It’s no secret that from the day after the 2016 election, Democrats had their sights set on impeaching President Trump, even objecting on January 6, 2017 to the electoral votes starting with the State of Alabama, which President Trump won by 28 points, alleging “Russia Collusion.” When the Russian collusion conspiracy was proven to be make believe, they moved on to impeaching him over allegations made by an “anonymous whistleblower” who we later found out worked with Joe Biden when he was vice president. We may never know all the facts about those allegations because House Democrats denied President Trump his Sixth Amendment right to cross examine the witness against him.

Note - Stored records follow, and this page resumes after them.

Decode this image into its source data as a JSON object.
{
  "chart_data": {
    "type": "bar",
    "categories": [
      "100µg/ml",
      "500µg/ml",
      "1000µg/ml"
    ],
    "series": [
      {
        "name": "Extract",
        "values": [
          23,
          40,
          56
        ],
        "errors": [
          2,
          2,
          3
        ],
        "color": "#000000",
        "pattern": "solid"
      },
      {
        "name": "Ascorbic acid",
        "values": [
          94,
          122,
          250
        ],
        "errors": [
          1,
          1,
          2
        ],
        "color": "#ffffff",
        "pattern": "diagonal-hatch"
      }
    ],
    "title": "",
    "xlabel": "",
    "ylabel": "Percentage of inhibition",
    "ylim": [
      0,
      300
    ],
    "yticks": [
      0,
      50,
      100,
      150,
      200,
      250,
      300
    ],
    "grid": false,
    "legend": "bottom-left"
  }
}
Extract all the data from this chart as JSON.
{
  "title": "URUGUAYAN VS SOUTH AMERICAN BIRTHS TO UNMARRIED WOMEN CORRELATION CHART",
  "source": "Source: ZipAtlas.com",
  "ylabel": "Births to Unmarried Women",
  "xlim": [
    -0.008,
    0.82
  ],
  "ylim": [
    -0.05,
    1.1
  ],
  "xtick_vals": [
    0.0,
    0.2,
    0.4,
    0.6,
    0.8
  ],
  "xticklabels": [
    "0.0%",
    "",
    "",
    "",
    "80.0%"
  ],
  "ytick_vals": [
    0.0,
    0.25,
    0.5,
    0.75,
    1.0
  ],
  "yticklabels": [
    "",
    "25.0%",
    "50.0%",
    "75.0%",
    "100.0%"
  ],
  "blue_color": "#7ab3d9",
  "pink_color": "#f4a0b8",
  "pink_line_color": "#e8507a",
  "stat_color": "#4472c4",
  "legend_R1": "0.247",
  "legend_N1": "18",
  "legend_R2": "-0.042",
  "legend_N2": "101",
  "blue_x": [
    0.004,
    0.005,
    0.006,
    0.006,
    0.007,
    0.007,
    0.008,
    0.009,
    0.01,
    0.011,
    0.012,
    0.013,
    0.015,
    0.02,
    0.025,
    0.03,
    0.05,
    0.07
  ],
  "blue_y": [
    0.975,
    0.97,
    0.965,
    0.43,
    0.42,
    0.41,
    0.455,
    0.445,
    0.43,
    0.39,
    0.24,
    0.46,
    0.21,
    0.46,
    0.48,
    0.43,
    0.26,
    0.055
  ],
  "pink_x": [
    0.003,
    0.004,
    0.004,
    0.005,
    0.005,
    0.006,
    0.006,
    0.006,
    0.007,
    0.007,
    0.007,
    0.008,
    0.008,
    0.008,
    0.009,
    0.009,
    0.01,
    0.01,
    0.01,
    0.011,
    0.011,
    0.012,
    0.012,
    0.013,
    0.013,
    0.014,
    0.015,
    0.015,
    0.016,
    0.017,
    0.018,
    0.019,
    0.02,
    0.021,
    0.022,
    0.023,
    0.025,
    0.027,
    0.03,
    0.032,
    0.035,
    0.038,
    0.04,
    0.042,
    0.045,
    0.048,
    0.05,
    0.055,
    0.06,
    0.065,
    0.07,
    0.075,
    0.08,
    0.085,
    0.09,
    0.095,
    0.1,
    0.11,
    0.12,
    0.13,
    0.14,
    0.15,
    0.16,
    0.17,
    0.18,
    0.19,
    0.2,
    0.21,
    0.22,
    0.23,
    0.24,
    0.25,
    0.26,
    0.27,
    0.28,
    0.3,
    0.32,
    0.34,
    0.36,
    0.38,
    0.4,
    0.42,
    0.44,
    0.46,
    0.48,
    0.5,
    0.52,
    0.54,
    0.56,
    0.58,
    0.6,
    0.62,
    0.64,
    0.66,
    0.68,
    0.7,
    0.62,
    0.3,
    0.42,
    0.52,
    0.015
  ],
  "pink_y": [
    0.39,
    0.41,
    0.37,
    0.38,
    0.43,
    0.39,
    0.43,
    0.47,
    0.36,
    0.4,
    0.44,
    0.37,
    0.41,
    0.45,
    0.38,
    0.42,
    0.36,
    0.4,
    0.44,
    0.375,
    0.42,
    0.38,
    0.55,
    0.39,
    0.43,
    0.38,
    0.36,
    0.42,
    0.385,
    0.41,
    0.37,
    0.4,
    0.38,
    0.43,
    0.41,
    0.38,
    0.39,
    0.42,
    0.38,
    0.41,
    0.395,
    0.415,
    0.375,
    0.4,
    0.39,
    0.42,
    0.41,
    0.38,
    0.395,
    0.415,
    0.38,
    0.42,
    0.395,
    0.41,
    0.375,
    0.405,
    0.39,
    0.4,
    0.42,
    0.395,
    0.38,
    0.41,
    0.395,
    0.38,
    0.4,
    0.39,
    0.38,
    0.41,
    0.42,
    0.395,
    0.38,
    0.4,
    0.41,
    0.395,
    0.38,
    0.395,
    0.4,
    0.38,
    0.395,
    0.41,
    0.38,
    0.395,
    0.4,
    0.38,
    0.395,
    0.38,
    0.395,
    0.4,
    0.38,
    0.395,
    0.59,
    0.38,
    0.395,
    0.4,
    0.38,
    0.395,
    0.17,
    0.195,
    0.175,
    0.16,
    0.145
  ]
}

Just like the Russian collusion narrative, it was all political theater, engineered before an election, and designed to railroad President Trump and energize the Democratic Party’s base of support at a time when the economy was thriving and our country was at peace. In the Senate there was little appetite for the show trial and the articles of impeachment were rightly dismissed. Trump Impeachment 2.0 is unconstitutional and should also be dismissed by the U.S. Senate.

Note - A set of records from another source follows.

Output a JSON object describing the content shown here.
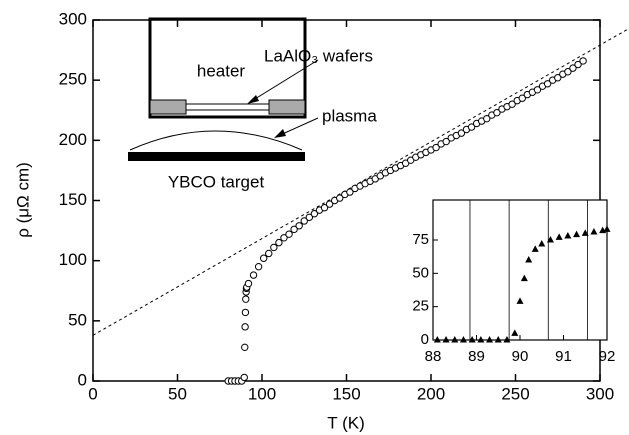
{
  "chart_data": {
    "type": "scatter",
    "xlabel": "T (K)",
    "ylabel": "ρ (μΩ cm)",
    "xlim": [
      0,
      300
    ],
    "ylim": [
      0,
      300
    ],
    "xticks": [
      0,
      50,
      100,
      150,
      200,
      250,
      300
    ],
    "yticks": [
      0,
      50,
      100,
      150,
      200,
      250,
      300
    ],
    "color": "#000000",
    "x": [
      80,
      82,
      84,
      86,
      88,
      89.5,
      89.8,
      90,
      90.2,
      90.4,
      90.6,
      90.8,
      91,
      92,
      95,
      98,
      101,
      104,
      107,
      110,
      113,
      116,
      119,
      122,
      125,
      128,
      131,
      134,
      137,
      140,
      143,
      146,
      149,
      152,
      155,
      158,
      161,
      164,
      167,
      170,
      173,
      176,
      179,
      182,
      185,
      188,
      191,
      194,
      197,
      200,
      203,
      206,
      209,
      212,
      215,
      218,
      221,
      224,
      227,
      230,
      233,
      236,
      239,
      242,
      245,
      248,
      251,
      254,
      257,
      260,
      263,
      266,
      269,
      272,
      275,
      278,
      281,
      284,
      287,
      290
    ],
    "y": [
      0,
      0,
      0,
      0,
      0,
      3,
      28,
      45,
      57,
      68,
      74,
      77,
      78,
      81,
      88,
      95,
      102,
      106,
      111,
      115,
      119,
      122,
      126,
      129,
      133,
      136,
      139,
      142,
      144,
      147,
      150,
      152,
      155,
      157,
      160,
      162,
      164,
      166,
      168,
      170.5,
      173,
      175,
      177,
      179,
      181,
      183.5,
      186,
      188,
      190,
      192,
      194,
      197,
      199,
      202,
      204,
      206,
      209,
      211,
      214,
      216,
      218,
      221,
      223,
      226,
      228,
      230,
      233,
      235,
      238,
      240,
      242,
      245,
      247,
      250,
      252,
      255,
      257,
      260,
      263,
      266
    ],
    "fit_line": {
      "x": [
        0,
        316
      ],
      "y": [
        38,
        292
      ]
    },
    "inset": {
      "type": "scatter",
      "xlim": [
        88,
        92
      ],
      "ylim": [
        0,
        105
      ],
      "xticks": [
        88,
        89,
        90,
        91,
        92
      ],
      "yticks": [
        0,
        25,
        50,
        75
      ],
      "vlines": [
        88.85,
        89.75,
        90.65,
        91.55
      ],
      "x": [
        88.1,
        88.3,
        88.5,
        88.7,
        88.9,
        89.1,
        89.3,
        89.5,
        89.7,
        89.88,
        90,
        90.1,
        90.2,
        90.35,
        90.5,
        90.7,
        90.9,
        91.1,
        91.3,
        91.5,
        91.7,
        91.9,
        92
      ],
      "y": [
        0,
        0,
        0,
        0,
        0,
        0,
        0,
        0,
        0,
        5,
        29,
        46,
        60,
        68,
        72,
        75,
        77,
        78,
        79,
        80,
        81,
        82,
        83
      ]
    },
    "diagram": {
      "heater": "heater",
      "wafers": "LaAlO₃ wafers",
      "plasma": "plasma",
      "target": "YBCO target"
    }
  }
}
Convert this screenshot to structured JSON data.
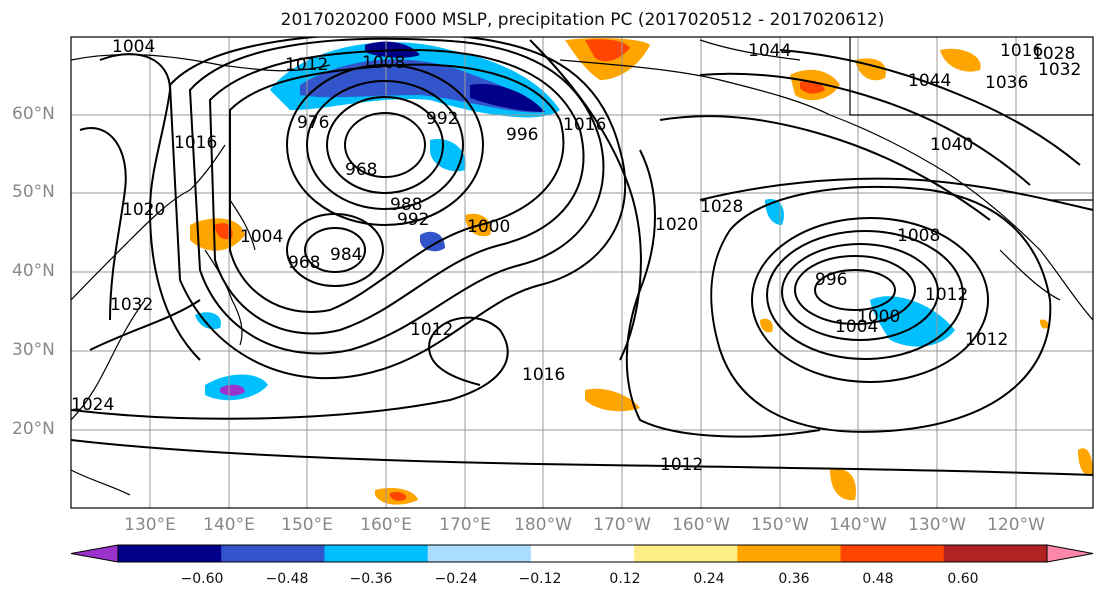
{
  "title": "2017020200 F000 MSLP, precipitation PC (2017020512 - 2017020612)",
  "lat_labels": [
    "60°N",
    "50°N",
    "40°N",
    "30°N",
    "20°N"
  ],
  "lon_labels": [
    "130°E",
    "140°E",
    "150°E",
    "160°E",
    "170°E",
    "180°W",
    "170°W",
    "160°W",
    "150°W",
    "140°W",
    "130°W",
    "120°W"
  ],
  "colorbar": {
    "colors": [
      "#9933cc",
      "#00008b",
      "#3355cc",
      "#00bfff",
      "#aaddff",
      "#ffffff",
      "#ffee88",
      "#ffa500",
      "#ff4500",
      "#b22222",
      "#ff88aa"
    ],
    "tick_labels": [
      "−0.60",
      "−0.48",
      "−0.36",
      "−0.24",
      "−0.12",
      "0.12",
      "0.24",
      "0.36",
      "0.48",
      "0.60"
    ]
  },
  "contour_labels": [
    "1004",
    "1012",
    "1008",
    "1016",
    "1044",
    "1028",
    "1032",
    "1036",
    "1040",
    "1044",
    "1016",
    "992",
    "968",
    "976",
    "996",
    "1020",
    "988",
    "992",
    "1000",
    "1028",
    "1008",
    "1004",
    "984",
    "968",
    "1020",
    "1012",
    "996",
    "1000",
    "1004",
    "1012",
    "1032",
    "1016",
    "1012",
    "1024",
    "1016",
    "1012"
  ]
}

Now that President Trump’s term has ended and he is a private citizen, the impeachment articles are irrelevant, and the case is moot. The U.S. Constitution limits impeachment jurisdiction to the current president, vice president and sitting federal civil office holders. Additionally, the Constitution prescribes a punishment that shall not go beyond removal from office with the possibility of being disqualified from holding office in the future. Since President Trump no longer holds office, the penalty if convicted is meaningless. It’s politics at its worst and will only serve to further divide our nation.